Crime Prevention Bettered by Combining Computer Science and Entrepreneurship

Crimer Logo

Crimer Logo 

August 27, 2019

BATON ROUGE - LSU is encouraging students to pair computer science and entrepreneurship as it empowers students to plan, design and optimize technology while instilling a wide range of skills in project management and business entrepreneurship.

As more and more entrepreneurial projects involve software applications and development, entrepreneurship students are often recruiting computer science and engineering majors. At the same time, many computer science and engineering students are working on technology projects and would benefit from having a business mind on the team. Combining technical and business backgrounds will better position these potential student companies for success.
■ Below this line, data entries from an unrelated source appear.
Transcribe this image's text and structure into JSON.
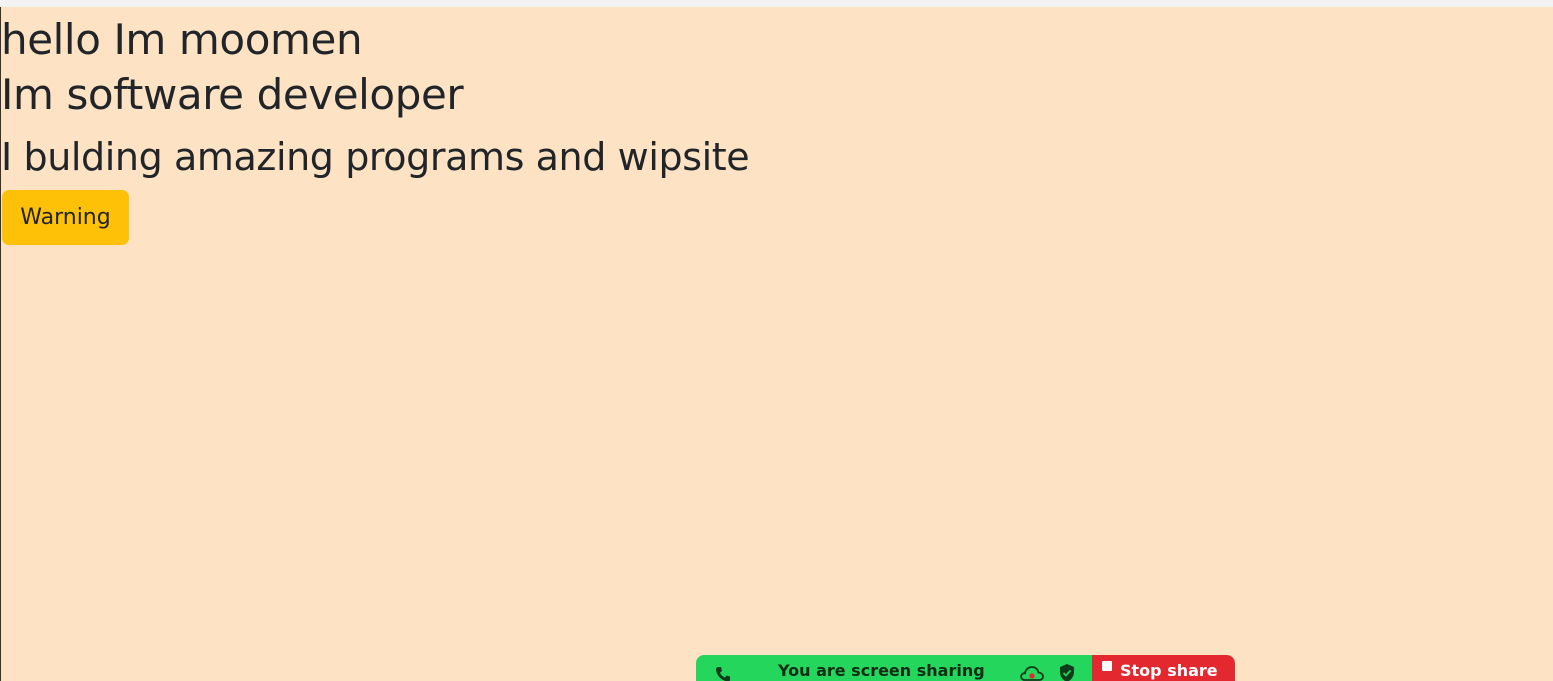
{
  "content": {
    "heading_line1": "hello Im moomen",
    "heading_line2": "Im software developer",
    "subheading": "I bulding amazing programs and wipsite",
    "warning_button": "Warning"
  },
  "share_bar": {
    "status_text": "You are screen sharing",
    "stop_label": "Stop share",
    "phone_icon": "phone-icon",
    "cloud_icon": "cloud-icon",
    "shield_icon": "shield-icon"
  },
  "colors": {
    "page_background": "#fde3c3",
    "warning": "#ffc107",
    "share_green": "#25d65c",
    "stop_red": "#e3282f"
  }
}
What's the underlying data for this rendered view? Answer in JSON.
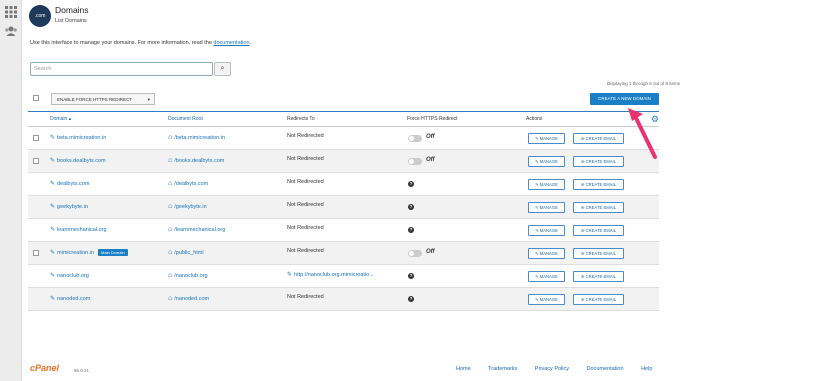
{
  "header": {
    "logo_text": ".com",
    "title": "Domains",
    "subtitle": "List Domains"
  },
  "description": {
    "text": "Use this interface to manage your domains. For more information, read the ",
    "link": "documentation",
    "end": "."
  },
  "search": {
    "placeholder": "Search",
    "value": ""
  },
  "pagination": {
    "text": "Displaying 1 through 8 out of 8 items"
  },
  "bulk_action": {
    "label": "ENABLE FORCE HTTPS REDIRECT",
    "caret": "▾"
  },
  "create_button": {
    "label": "CREATE A NEW DOMAIN"
  },
  "table": {
    "headers": {
      "domain": "Domain ▴",
      "docroot": "Document Root",
      "redirects": "Redirects To",
      "https": "Force HTTPS Redirect",
      "actions": "Actions"
    },
    "rows": [
      {
        "domain": "beta.mimicreation.in",
        "docroot": "/beta.mimicreation.in",
        "redirect": "Not Redirected",
        "toggle": "off",
        "off_label": "Off",
        "checkbox": true,
        "badge": "",
        "redirect_link": false
      },
      {
        "domain": "books.dealbyts.com",
        "docroot": "/books.dealbyts.com",
        "redirect": "Not Redirected",
        "toggle": "off",
        "off_label": "Off",
        "checkbox": true,
        "badge": "",
        "redirect_link": false
      },
      {
        "domain": "dealbyts.com",
        "docroot": "/dealbyts.com",
        "redirect": "Not Redirected",
        "toggle": "help",
        "off_label": "",
        "checkbox": false,
        "badge": "",
        "redirect_link": false
      },
      {
        "domain": "geekybyte.in",
        "docroot": "/geekybyte.in",
        "redirect": "Not Redirected",
        "toggle": "help",
        "off_label": "",
        "checkbox": false,
        "badge": "",
        "redirect_link": false
      },
      {
        "domain": "learnmechanical.org",
        "docroot": "/learnmechanical.org",
        "redirect": "Not Redirected",
        "toggle": "help",
        "off_label": "",
        "checkbox": false,
        "badge": "",
        "redirect_link": false
      },
      {
        "domain": "mimicreation.in",
        "docroot": "/public_html",
        "redirect": "Not Redirected",
        "toggle": "off",
        "off_label": "Off",
        "checkbox": true,
        "badge": "Main Domain",
        "redirect_link": false
      },
      {
        "domain": "nanoclub.org",
        "docroot": "/nanoclub.org",
        "redirect": "http://nanoclub.org.mimicreatio...",
        "toggle": "help",
        "off_label": "",
        "checkbox": false,
        "badge": "",
        "redirect_link": true
      },
      {
        "domain": "nanoded.com",
        "docroot": "/nanoded.com",
        "redirect": "Not Redirected",
        "toggle": "help",
        "off_label": "",
        "checkbox": false,
        "badge": "",
        "redirect_link": false
      }
    ],
    "manage_label": "✎ MANAGE",
    "email_label": "✉ CREATE EMAIL"
  },
  "footer": {
    "logo": "cPanel",
    "version": "86.0.21",
    "links": [
      "Home",
      "Trademarks",
      "Privacy Policy",
      "Documentation",
      "Help"
    ]
  },
  "colors": {
    "accent": "#1a7fc4",
    "arrow": "#e8336e",
    "cpanel_orange": "#f37021"
  },
  "icons": {
    "grid": "grid-icon",
    "users": "users-icon",
    "edit": "edit-icon",
    "home": "home-icon",
    "gear": "gear-icon",
    "search": "search-icon"
  }
}
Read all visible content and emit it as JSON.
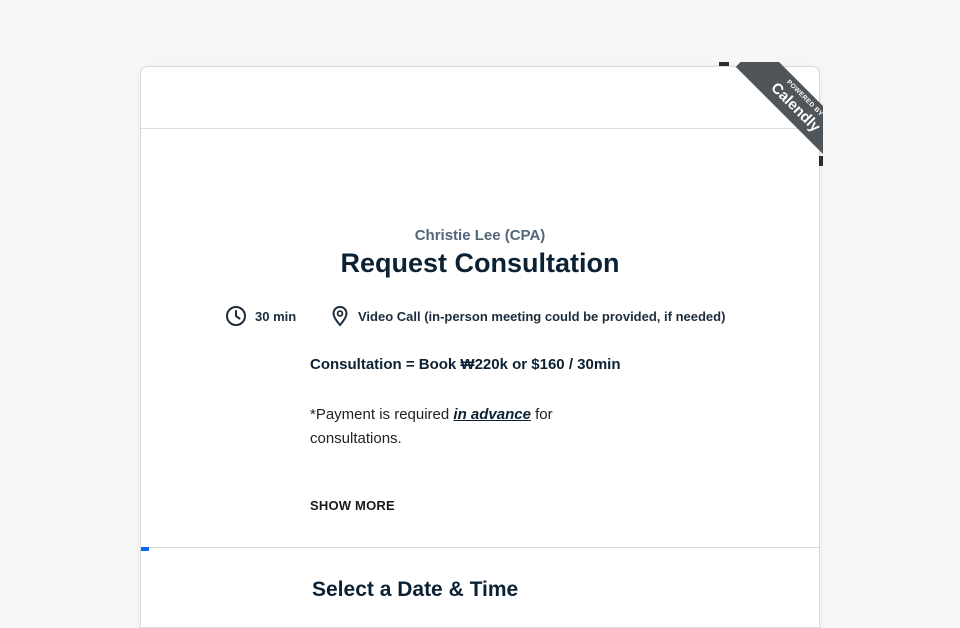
{
  "ribbon": {
    "powered_by": "POWERED BY",
    "brand": "Calendly"
  },
  "event": {
    "host": "Christie Lee (CPA)",
    "title": "Request Consultation",
    "duration": "30 min",
    "location": "Video Call (in-person meeting could be provided, if needed)"
  },
  "description": {
    "pricing": "Consultation = Book ₩220k or $160 / 30min",
    "payment_prefix": "*Payment is required ",
    "payment_emphasis": "in advance",
    "payment_suffix": " for consultations.",
    "show_more": "SHOW MORE"
  },
  "scheduler": {
    "title": "Select a Date & Time"
  },
  "icons": {
    "duration": "clock-icon",
    "location": "location-pin-icon"
  },
  "colors": {
    "accent": "#0069ff",
    "heading": "#0c2134",
    "host": "#54657a",
    "ribbon": "#505559"
  }
}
A real-life example of this pair in action is Crimer, a crime prediction software, which started as a project in an LSU computer science class in 2018. Since the software’s creation, the students started a company, also named Crimer, and have raised $500,000 and have 12 employees – 11 of whom are current or former LSU students.

"I frequently refer to Crimer in class as a tangible example of a student project that turned into a real-life product which delivers actual consumer value, “said Anas Mahmoud, assistant professor of computer science at LSU. "The students had to navigate through a broad landscape of software engineering challenges to achieve their vision."

Crimer is currently working with the Stephenson Entrepreneurship Institute and the Stephenson Department of Entrepreneurship and Information Systems to help bring computer science and entrepreneurship students together through programs such as Startup Weekend and the Venture Challenge competition. They are also recruiting via word-of-mouth, Discord chat, emails to students and their website.

The company has created multiple opportunities for their employees, which include getting one student CompTIA A+ Certified, having another enrolled into the respected TensorFlow course, and exposing their interns to AI systems and getting four of them class credit for the research they conducted while at Crimer.

They have also since been approved to begin a trial run with the Lafayette Parish Sheriff’s Office and are working with the East Baton Rouge Police Department and district attorney’s Office to track the Baton Rouge opioid epidemic by using social media. Along with the Lafayette Parish Sheriff’s Office, they have reached out to Acadian Ambulance and they are bidding on an FBI contract.

Further down the line, the company hopes to be based in San Francisco, work with the New York City Police Department and have multiple large contracts and hundreds of employees. Crimer also wants to support LSU the whole way through and stick to their roots as a business that was created at LSU. They also hope to see their software help correct some of the troubling crime Louisiana faces.

About Crimer

Crimer uses cutting-edge machine learning algorithms to assess the risk of crime happening at any given location and time. By connecting police departments, businesses, and individuals with this information, Crimer enables them to solve their own unique crime problem.